The first novel I ever read was The Adventures of Huckleberry Finn. I was eight years old and sitting on the front porch of our first house in Solvang when my mother put it into my hand, telling me that it was expected of me to always have a book in progress from that day on, and I was to start with one by our august relative. I did not disappoint. Even today I usually have no fewer than three books going at once...
Fortunately, I not only inherited this love of reading, I also inherited a love of telling a good story, and I became a writer. It didn't matter how many symphonies or chamber works I composed (music having come from my father's side of the family) my mother deemed my writing as vastly more important.
It was a strange game of tug-of-war my families played with me, pulling me from music to writing and back again. I guess writing about music is the perfect compromise; I've always thought of myself as both a musician and a writer. It just feels right for me.

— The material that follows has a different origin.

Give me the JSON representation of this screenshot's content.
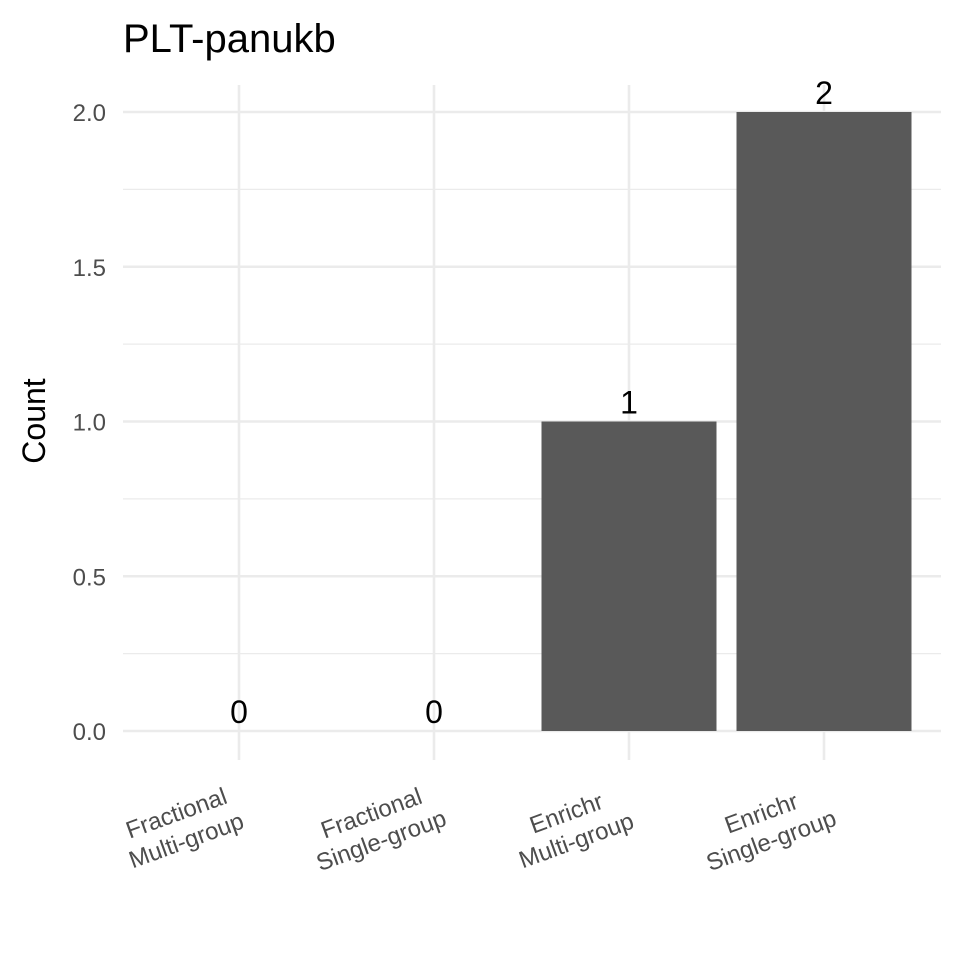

Anyway, when my cousin died, he left some 5,000 unedited pages of memoirs, with strict instructions that they were not to be published until exactly 100 years had passed. Well, that time has come and in November the University of California at Berkeley, where the manuscript is kept in a vault, will release the first volume of Mark Twain's official autobiography.
"The eventual trilogy will run to half a million words, and shed new light on the quintessentially American novelist." (Guy Adams)
I can't wait to get my hands on this treasure. I've of course read a number of biographies and "in his own words" compilations, but this will be unexpurgated Twain who has nothing to lose by telling us what he really thinks and feels. No prudish editors, no ladies' feelings to hurt, no delicate morality to offend, no reputation to uphold.
"He had doubts about God, and in the autobiography, he questions the imperial mission of the US in Cuba, Puerto Rico and the Philippines. He's also critical of [Theodore] Roosevelt, and takes the view that patriotism was the last refuge of the scoundrel. Twain also disliked sending Christian missionaries to Africa. He said they had enough business to be getting on with at home: with lynching going on in the South, he thought they should try to convert the heathens down there." (Michael Sheldon)
He has, in fact, everything to gain: a definite place in the 21st century.
It's easy for me to imagine my deist, abolitionist, reincarnationist, feminist, freemason cousin taking a long drag on his cigar and giggling right about now, and I'm glad to be alive to find out why.